Nodes are used to host graphical objects like paths and controls that can be arranged and manipulated on a diagram page.
The relationship between two nodes is represented using a connector. Multiple instances of nodes and connectors form a diagram. Some of the key features are listed below.
Different types of segments are available as connectors between objects.
Bridging is a visual indication of overlapping between two connectors.
Orthogonal connectors take a smart path that avoids overlapping with nodes to which they are connected.
Arrows or decorators at the edges of connectors are used to represent relationships between nodes.
The corner radius can be specified for edges in connectors.
Ports are specific points in a node to which a connector can be connected.
Labels are used to annotate nodes and connectors. The diagram component also makes it easy to edit and align labels relative to the object to which it is mapped.
Interactive features are used to improve the runtime editing experience of a diagram. You can easily edit a diagram with mouse, touch screen, or keyboard interfaces.
Objects can be selected and then dragged, resized, or rotated.
Objects can be aligned easily with gridlines or neighboring objects.
All common actions can also be performed through keyboard input.
The connect tool can be used to create a connection between two nodes, ports, or points.
A connector’s route can be manually edited by dragging thumbs that are visible after selection.
Large diagrams can be explored using the zoom and pan tools.
Multiple nodes or connectors can be grouped together to form a single object.
The drawing tool enables users to draw custom nodes and shapes by clicking and dragging on the diagram surface.
Seamlessly data bind to various client-side and remote data sources such as JSON, RESTful services, OData services, WCF services, and many more.
The diagram control has a predefined set of commands. Some of the standard commands are mapped to keyboard shortcuts. It is also possible to configure new commands and key combinations.
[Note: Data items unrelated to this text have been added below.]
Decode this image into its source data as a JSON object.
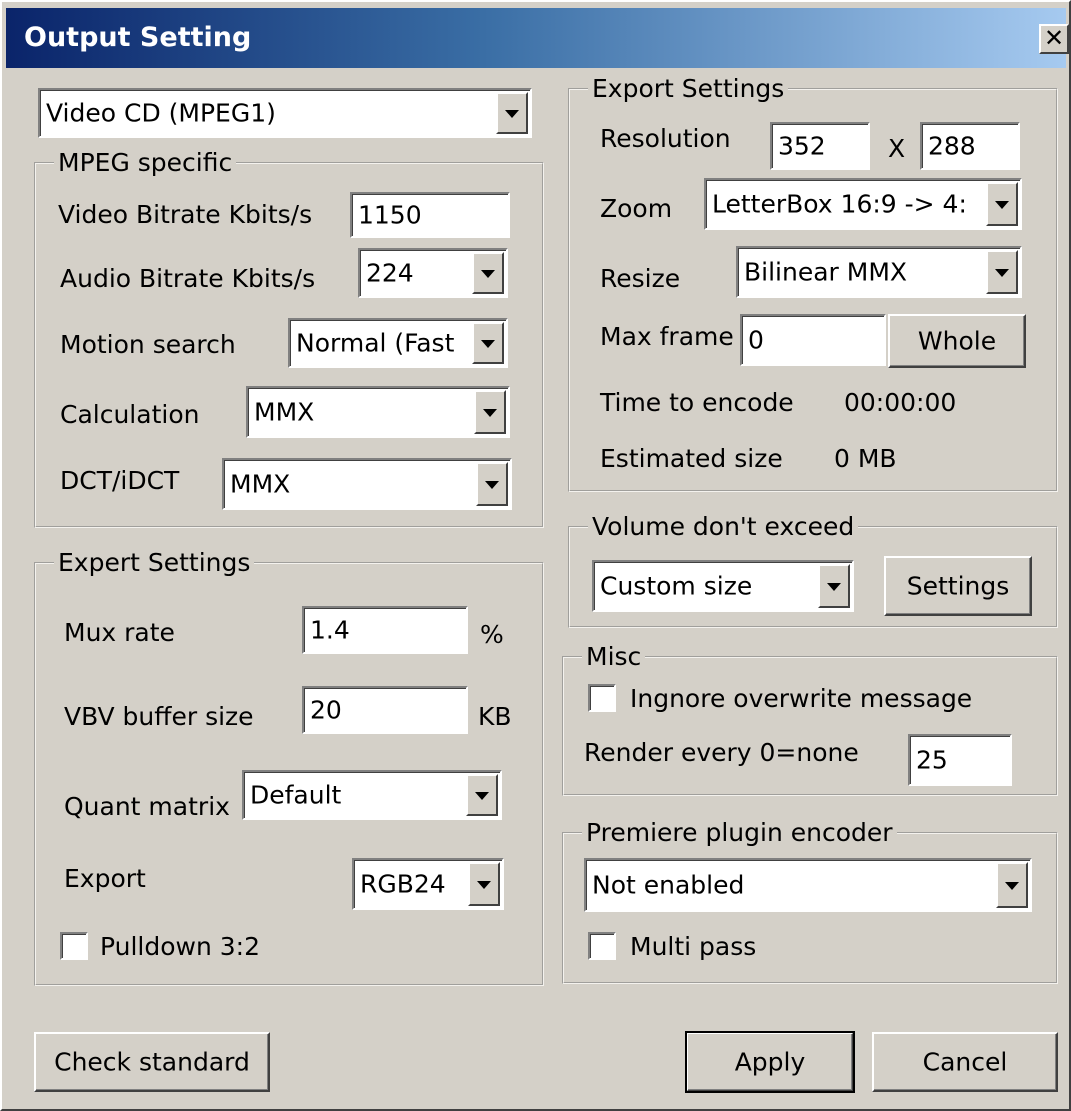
{
  "window": {
    "title": "Output Setting",
    "close_glyph": "✕"
  },
  "format_select": {
    "value": "Video CD (MPEG1)"
  },
  "mpeg": {
    "legend": "MPEG specific",
    "video_bitrate_label": "Video Bitrate Kbits/s",
    "video_bitrate": "1150",
    "audio_bitrate_label": "Audio Bitrate Kbits/s",
    "audio_bitrate": "224",
    "motion_label": "Motion search",
    "motion": "Normal (Fast",
    "calc_label": "Calculation",
    "calc": "MMX",
    "dct_label": "DCT/iDCT",
    "dct": "MMX"
  },
  "expert": {
    "legend": "Expert Settings",
    "mux_label": "Mux rate",
    "mux": "1.4",
    "mux_unit": "%",
    "vbv_label": "VBV buffer size",
    "vbv": "20",
    "vbv_unit": "KB",
    "quant_label": "Quant matrix",
    "quant": "Default",
    "export_label": "Export",
    "export": "RGB24",
    "pulldown_label": "Pulldown 3:2"
  },
  "export": {
    "legend": "Export Settings",
    "resolution_label": "Resolution",
    "res_w": "352",
    "res_x": "X",
    "res_h": "288",
    "zoom_label": "Zoom",
    "zoom": "LetterBox 16:9 -> 4:",
    "resize_label": "Resize",
    "resize": "Bilinear MMX",
    "maxframe_label": "Max frame",
    "maxframe": "0",
    "whole_button": "Whole",
    "time_label": "Time to encode",
    "time": "00:00:00",
    "size_label": "Estimated size",
    "size": "0 MB"
  },
  "volume": {
    "legend": "Volume don't exceed",
    "select": "Custom size",
    "settings_button": "Settings"
  },
  "misc": {
    "legend": "Misc",
    "ignore_label": "Ingnore overwrite message",
    "render_label": "Render every 0=none",
    "render": "25"
  },
  "premiere": {
    "legend": "Premiere plugin encoder",
    "select": "Not enabled",
    "multipass_label": "Multi pass"
  },
  "footer": {
    "check_button": "Check standard",
    "apply_button": "Apply",
    "cancel_button": "Cancel"
  }
}
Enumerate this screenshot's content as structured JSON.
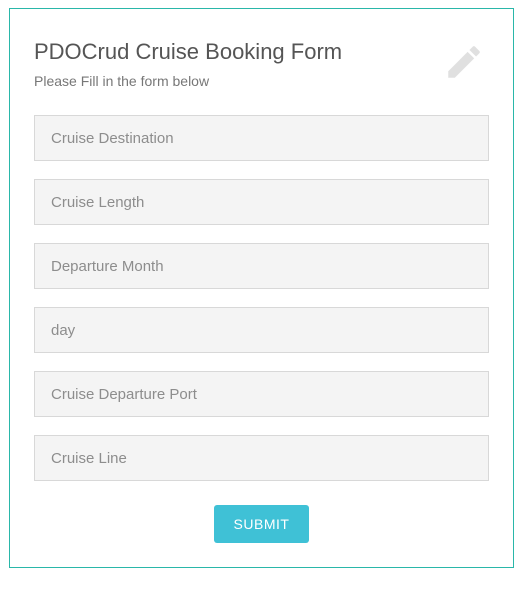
{
  "header": {
    "title": "PDOCrud Cruise Booking Form",
    "subtitle": "Please Fill in the form below"
  },
  "fields": {
    "destination_ph": "Cruise Destination",
    "length_ph": "Cruise Length",
    "month_ph": "Departure Month",
    "day_ph": "day",
    "port_ph": "Cruise Departure Port",
    "line_ph": "Cruise Line"
  },
  "submit_label": "SUBMIT"
}
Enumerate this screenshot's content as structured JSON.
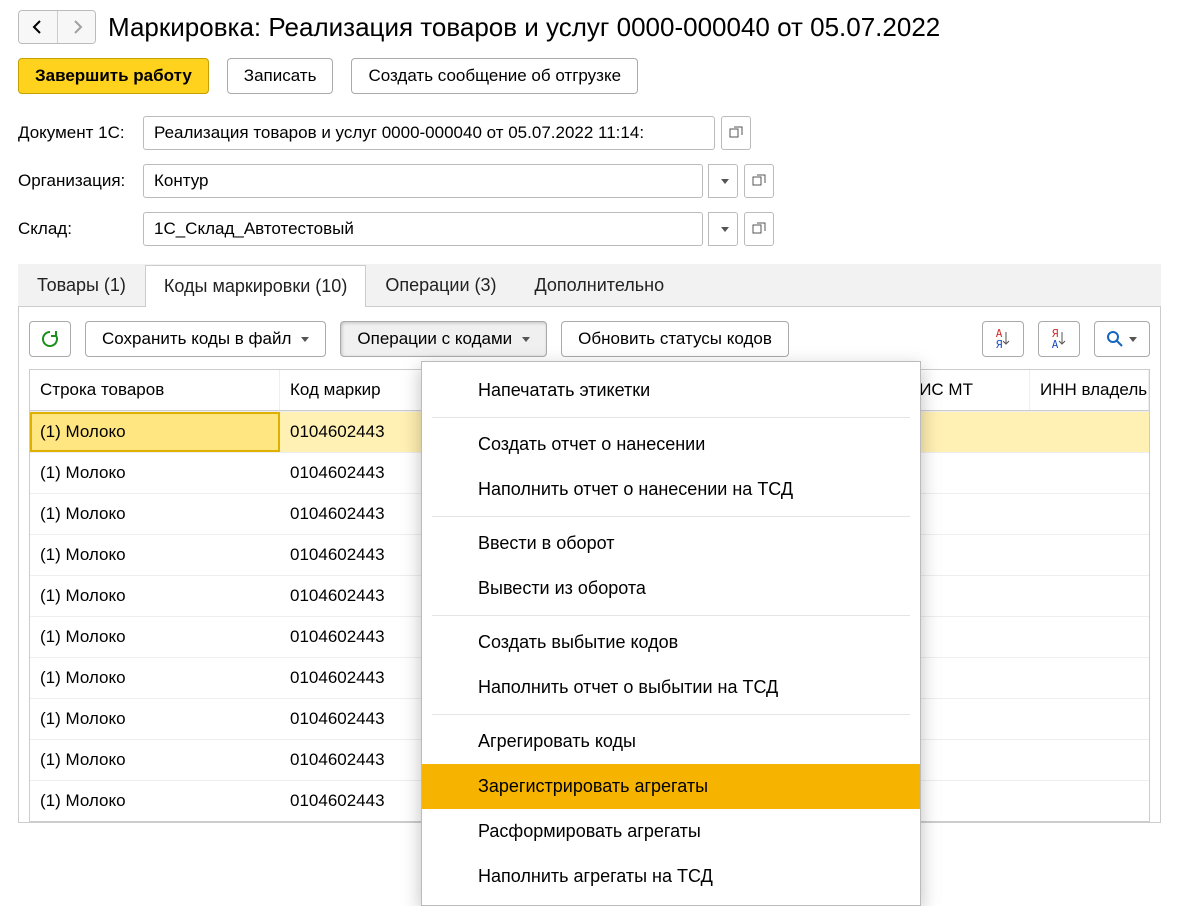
{
  "page_title": "Маркировка: Реализация товаров и услуг 0000-000040 от 05.07.2022",
  "top_buttons": {
    "finish": "Завершить работу",
    "save": "Записать",
    "create_msg": "Создать сообщение об отгрузке"
  },
  "form": {
    "doc_label": "Документ 1С:",
    "doc_value": "Реализация товаров и услуг 0000-000040 от 05.07.2022 11:14:",
    "org_label": "Организация:",
    "org_value": "Контур",
    "warehouse_label": "Склад:",
    "warehouse_value": "1С_Склад_Автотестовый"
  },
  "tabs": {
    "goods": "Товары (1)",
    "codes": "Коды маркировки (10)",
    "ops": "Операции (3)",
    "extra": "Дополнительно"
  },
  "toolbar2": {
    "save_codes": "Сохранить коды в файл",
    "code_ops": "Операции с кодами",
    "refresh_status": "Обновить статусы кодов"
  },
  "table": {
    "headers": {
      "row": "Строка товаров",
      "code": "Код маркир",
      "gis": "ГИС МТ",
      "inn": "ИНН владель"
    },
    "rows": [
      {
        "row": "(1) Молоко",
        "code": "0104602443"
      },
      {
        "row": "(1) Молоко",
        "code": "0104602443"
      },
      {
        "row": "(1) Молоко",
        "code": "0104602443"
      },
      {
        "row": "(1) Молоко",
        "code": "0104602443"
      },
      {
        "row": "(1) Молоко",
        "code": "0104602443"
      },
      {
        "row": "(1) Молоко",
        "code": "0104602443"
      },
      {
        "row": "(1) Молоко",
        "code": "0104602443"
      },
      {
        "row": "(1) Молоко",
        "code": "0104602443"
      },
      {
        "row": "(1) Молоко",
        "code": "0104602443"
      },
      {
        "row": "(1) Молоко",
        "code": "0104602443"
      }
    ]
  },
  "menu": {
    "items": [
      "Напечатать этикетки",
      "Создать отчет о нанесении",
      "Наполнить отчет о нанесении на ТСД",
      "Ввести в оборот",
      "Вывести из оборота",
      "Создать выбытие кодов",
      "Наполнить отчет о выбытии на ТСД",
      "Агрегировать коды",
      "Зарегистрировать агрегаты",
      "Расформировать агрегаты",
      "Наполнить агрегаты на ТСД"
    ],
    "separators_after": [
      0,
      2,
      4,
      6
    ]
  }
}
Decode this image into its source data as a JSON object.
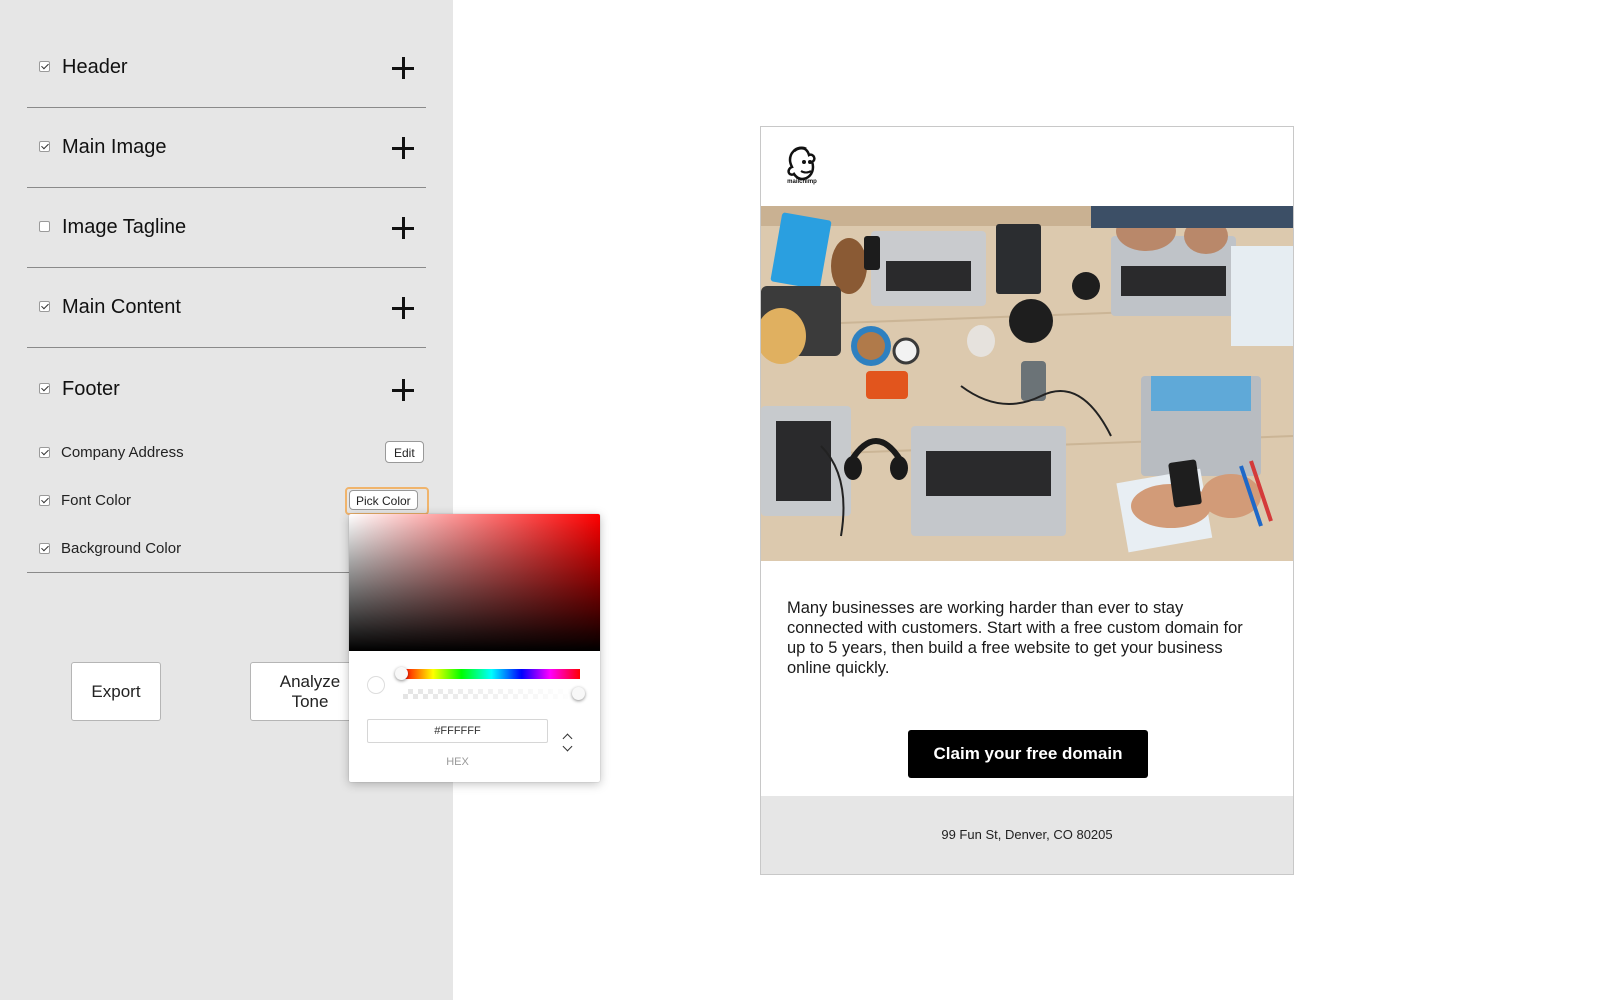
{
  "sidebar": {
    "sections": [
      {
        "label": "Header",
        "checked": true
      },
      {
        "label": "Main Image",
        "checked": true
      },
      {
        "label": "Image Tagline",
        "checked": false
      },
      {
        "label": "Main Content",
        "checked": true
      },
      {
        "label": "Footer",
        "checked": true
      }
    ],
    "footer_options": [
      {
        "label": "Company Address",
        "checked": true,
        "button": "Edit"
      },
      {
        "label": "Font Color",
        "checked": true,
        "button": "Pick Color"
      },
      {
        "label": "Background Color",
        "checked": true
      }
    ],
    "export_label": "Export",
    "analyze_label_line1": "Analyze",
    "analyze_label_line2": "Tone"
  },
  "color_picker": {
    "hex_value": "#FFFFFF",
    "hex_caption": "HEX",
    "hue_color": "#FF0000"
  },
  "email": {
    "logo_text": "mailchimp",
    "body_text": "Many businesses are working harder than ever to stay connected with customers. Start with a free custom domain for up to 5 years, then build a free website to get your business online quickly.",
    "cta_label": "Claim your free domain",
    "footer_address": "99 Fun St, Denver, CO 80205"
  }
}
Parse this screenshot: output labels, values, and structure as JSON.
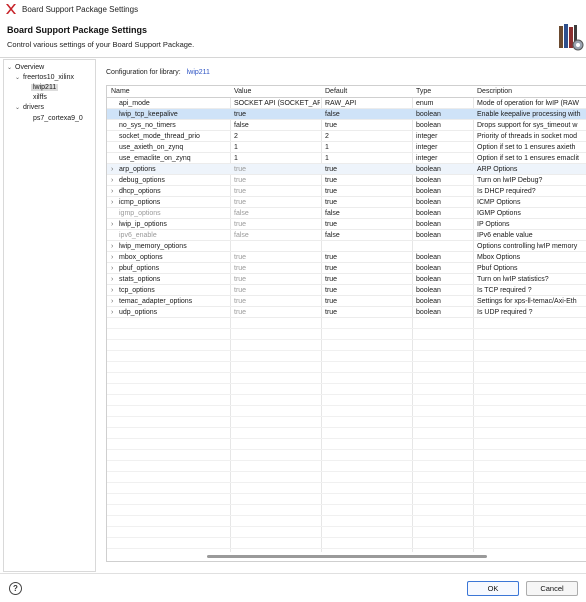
{
  "window": {
    "title": "Board Support Package Settings"
  },
  "header": {
    "title": "Board Support Package Settings",
    "subtitle": "Control various settings of your Board Support Package."
  },
  "tree": [
    {
      "label": "Overview",
      "depth": 0,
      "twisty": "down"
    },
    {
      "label": "freertos10_xilinx",
      "depth": 1,
      "twisty": "down"
    },
    {
      "label": "lwip211",
      "depth": 2,
      "twisty": "",
      "selected": true
    },
    {
      "label": "xilffs",
      "depth": 2,
      "twisty": ""
    },
    {
      "label": "drivers",
      "depth": 1,
      "twisty": "down"
    },
    {
      "label": "ps7_cortexa9_0",
      "depth": 2,
      "twisty": ""
    }
  ],
  "config": {
    "label": "Configuration for library:",
    "library": "lwip211"
  },
  "table": {
    "columns": [
      "Name",
      "Value",
      "Default",
      "Type",
      "Description"
    ],
    "rows": [
      {
        "name": "api_mode",
        "value": "SOCKET API (SOCKET_API)",
        "default": "RAW_API",
        "type": "enum",
        "desc": "Mode of operation for lwIP (RAW",
        "expandable": false
      },
      {
        "name": "lwip_tcp_keepalive",
        "value": "true",
        "default": "false",
        "type": "boolean",
        "desc": "Enable keepalive processing with",
        "expandable": false,
        "selected": true
      },
      {
        "name": "no_sys_no_timers",
        "value": "false",
        "default": "true",
        "type": "boolean",
        "desc": "Drops support for sys_timeout w",
        "expandable": false
      },
      {
        "name": "socket_mode_thread_prio",
        "value": "2",
        "default": "2",
        "type": "integer",
        "desc": "Priority of threads in socket mod",
        "expandable": false
      },
      {
        "name": "use_axieth_on_zynq",
        "value": "1",
        "default": "1",
        "type": "integer",
        "desc": "Option if set to 1 ensures axieth",
        "expandable": false
      },
      {
        "name": "use_emaclite_on_zynq",
        "value": "1",
        "default": "1",
        "type": "integer",
        "desc": "Option if set to 1 ensures emaclit",
        "expandable": false
      },
      {
        "name": "arp_options",
        "value": "true",
        "default": "true",
        "type": "boolean",
        "desc": "ARP Options",
        "expandable": true,
        "grey_value": true,
        "alt": true
      },
      {
        "name": "debug_options",
        "value": "true",
        "default": "true",
        "type": "boolean",
        "desc": "Turn on lwIP Debug?",
        "expandable": true,
        "grey_value": true
      },
      {
        "name": "dhcp_options",
        "value": "true",
        "default": "true",
        "type": "boolean",
        "desc": "Is DHCP required?",
        "expandable": true,
        "grey_value": true
      },
      {
        "name": "icmp_options",
        "value": "true",
        "default": "true",
        "type": "boolean",
        "desc": "ICMP Options",
        "expandable": true,
        "grey_value": true
      },
      {
        "name": "igmp_options",
        "value": "false",
        "default": "false",
        "type": "boolean",
        "desc": "IGMP Options",
        "expandable": false,
        "grey_name": true
      },
      {
        "name": "lwip_ip_options",
        "value": "true",
        "default": "true",
        "type": "boolean",
        "desc": "IP Options",
        "expandable": true,
        "grey_value": true
      },
      {
        "name": "ipv6_enable",
        "value": "false",
        "default": "false",
        "type": "boolean",
        "desc": "IPv6 enable value",
        "expandable": false,
        "grey_name": true
      },
      {
        "name": "lwip_memory_options",
        "value": "",
        "default": "",
        "type": "",
        "desc": "Options controlling lwIP memory",
        "expandable": true
      },
      {
        "name": "mbox_options",
        "value": "true",
        "default": "true",
        "type": "boolean",
        "desc": "Mbox Options",
        "expandable": true,
        "grey_value": true
      },
      {
        "name": "pbuf_options",
        "value": "true",
        "default": "true",
        "type": "boolean",
        "desc": "Pbuf Options",
        "expandable": true,
        "grey_value": true
      },
      {
        "name": "stats_options",
        "value": "true",
        "default": "true",
        "type": "boolean",
        "desc": "Turn on lwIP statistics?",
        "expandable": true,
        "grey_value": true
      },
      {
        "name": "tcp_options",
        "value": "true",
        "default": "true",
        "type": "boolean",
        "desc": "Is TCP required ?",
        "expandable": true,
        "grey_value": true
      },
      {
        "name": "temac_adapter_options",
        "value": "true",
        "default": "true",
        "type": "boolean",
        "desc": "Settings for xps-ll-temac/Axi-Eth",
        "expandable": true,
        "grey_value": true
      },
      {
        "name": "udp_options",
        "value": "true",
        "default": "true",
        "type": "boolean",
        "desc": "Is UDP required ?",
        "expandable": true,
        "grey_value": true
      }
    ]
  },
  "footer": {
    "help": "?",
    "ok": "OK",
    "cancel": "Cancel"
  },
  "colors": {
    "selected_row": "#cfe3f8",
    "accent": "#3b76d6",
    "link": "#2f55c4"
  }
}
Automatic layouts are used to arrange nodes automatically based on a pre-defined layout logic. There is built-in support for an organizational chart layout, a hierarchical tree layout, and a radial tree layout.
The overview control is used to improve the navigation experience when exploring large diagrams. It displays a small preview of the full diagram page that allows users to perform operations such as zooming and panning within it.
The symbol palette is a gallery of reusable symbols and nodes that can be dragged and dropped on to the surface of the diagram.
A swim lane is a visual element used in process flow diagrams or flowcharts. A swim lane may be arranged either horizontally or vertically. It has built-in lanes and phases where nodes can be added to it. It has rich interactive features and automatic alignment options, which makes editing easy.
A diagram’s state can be persisted to JSOM format and then loaded back using serialization.
Diagrams can be easily exported as .png, .jpeg, .bmp, and .svg image files, and can also be printed as documents.
There are several other features available to enhance the diagramming experience.
Additional information about a node can be viewed using tooltips.
Gridlines provide guidance for aligning objects.
The drawing surface can be given a page-like appearance using page size, orientation, and margins.
Frequently used commands can be easily mapped to the user handles.
Frequently used commands can be easily mapped to the context menu.
All static text within the diagram can be localized to any desired language.
There is built-in integration with all the popular third-party frameworks like AngularJS, KnockoutJS, jQuery, TypeScript, and Bootstrap.
Diagram builder is a diagramming application created using the diagram control. It is used to create, edit, save, export, and print diagrams. It has a symbol palette, property editor, overview window, toolbox, and menu to provide a great editing experience.